Yaschenko generó una conmoción por la marca y, sobre todo, por el estilo que empleaba. El ruso aún aplicaba la técnica del "rodillo ventral" que estaba a punto de extinguirse. Diez años antes el mundo había asistido a la exhibición de Fosbury en México que revolucionó la disciplina el día que decidió girarse contra el listón, elevarse, pasar la cabeza y la espalda por encima de la barra, y levantar las piernas sobre el obstáculo. Su progreso fue tan descomunal y sus ventajas tan evidentes –se aprovechaba mucho más la velocidad de la carrera– que la mayor parte de los técnicos aparcaron de inmediato el rodillo ventral –salto que obligaba a atacar de lado el obstáculo, elevar la pierna sobre el listón y girar todo el cuerpo sobre él como si fuese un rodillo–, un estilo que exigía mucho más al atleta. Pero a ese cambio de moda resistieron unos pocos románticos. La mayoría estaban en Rusia donde su mentalidad les impedía creer demasiado en los progresos que anunciaba occidente. Y Yaschenko fue el último profeta de este grupo de amantes de la vieja escuela. Richmond fue su presentación mundial, el primer capítulo de lo que debería ser una carrera extraordinaria. El mundo no tuvo ninguna duda de ello en el Europeo de pista cubierta de 1978 en Milán, una de sus primeras grandes competiciones internacionales. Allí voló por encima del listón colocado a 2,35 centímetros. Quienes le vieron dijeron que era como "un angelito al que solo le faltaban las alas". Yaschenko se colgaba del listón y allí parecía quedar suspendido el tiempo suficiente para hacer girar su cuerpo de forma casi mágica. Ofrecía una deslumbrante sensación de ingravidez. Los analistas, entusiasmados ante lo que acababan de ver, le señalaron sin dudas como el primer hombre que derribaría la barrera mítica de los 2,40 metros.

La irrupción en el atletismo de Volodia, su mote de niño, había sido meteórica. Nacido en Zaporozhye, una ciudad industrial del sur de Ucrania, su primer contacto con el deporte se produjo gracias al balonmano. Fue su hermano quien le acercó a las pistas de atletismo y su talento hizo el resto. Vasili Telegin, el primer entrenador, descubrió que no estaba ante un cualquiera, que aquellos tobillos eran capaces de generar una potencia extraordinaria que le concedían unas posibilidades gigantescas en el salto de altura. Eso, añadido a su ligereza y altura (1,94), le convertía en el prototipo perfecto para la especialidad. El problema fue que llegó demasiado rápido a la cima y pagó los excesos de unos entrenamientos devastadores en los que sometían a articulaciones y tendones a un esfuerzo exagerado. Uno de los ejercicios más recurrentes era el de saltar de una altura y rebotar en el suelo para volver de golpe al punto de partida. Una salvajada.
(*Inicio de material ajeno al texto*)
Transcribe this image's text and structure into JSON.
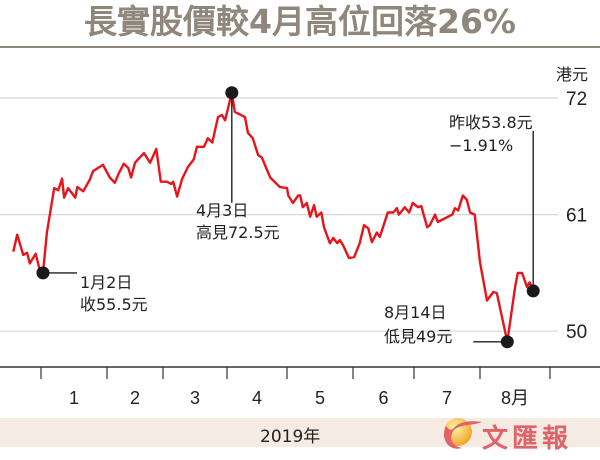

Tenía diecinueve años cuando su talón de Aquiles dijo basta y saltó hecho pedazos. Se recuperó para volver a ofrecer su mejor nivel y lograr en Milán la marca de 2,35. Estaba de vuelta. Pero su tendón no. Meses después, con 20 años recién cumplidos, se produjo otra rotura de la que ya le fue imposible recuperarse. No pudo encajar el golpe de verse de repente fuera de las pistas, de la competición, de la fama. Se entregó al vodka mientras hacía ridículos intentos por volver a la competición. Su figura fue desapareciendo poco a poco de la vida rusa. Su sueño de estar en los Juegos de Moscú en 1980 se había ido al traste y sufría para encontrar algo que le enganchase a la vida. Solo le reconfortaba la bebida. Su cuerpo comenzó a deteriorarse, su sistema nervioso se vio afectado y con menos de cuarenta años sufría una galopante cirrosis. Malvivía en su Ucrania natal con una pensión que apenas llegaba a los cincuenta euros al mes y escondido en una de esas edificaciones soviéticas que más parecen una colmena. Acababa de pasar la cuarentena cuando un cáncer de hígado acabó con él. Se iba para siempre un romántico, el último hombre que se resistió a rendirse al huracán Fosbury.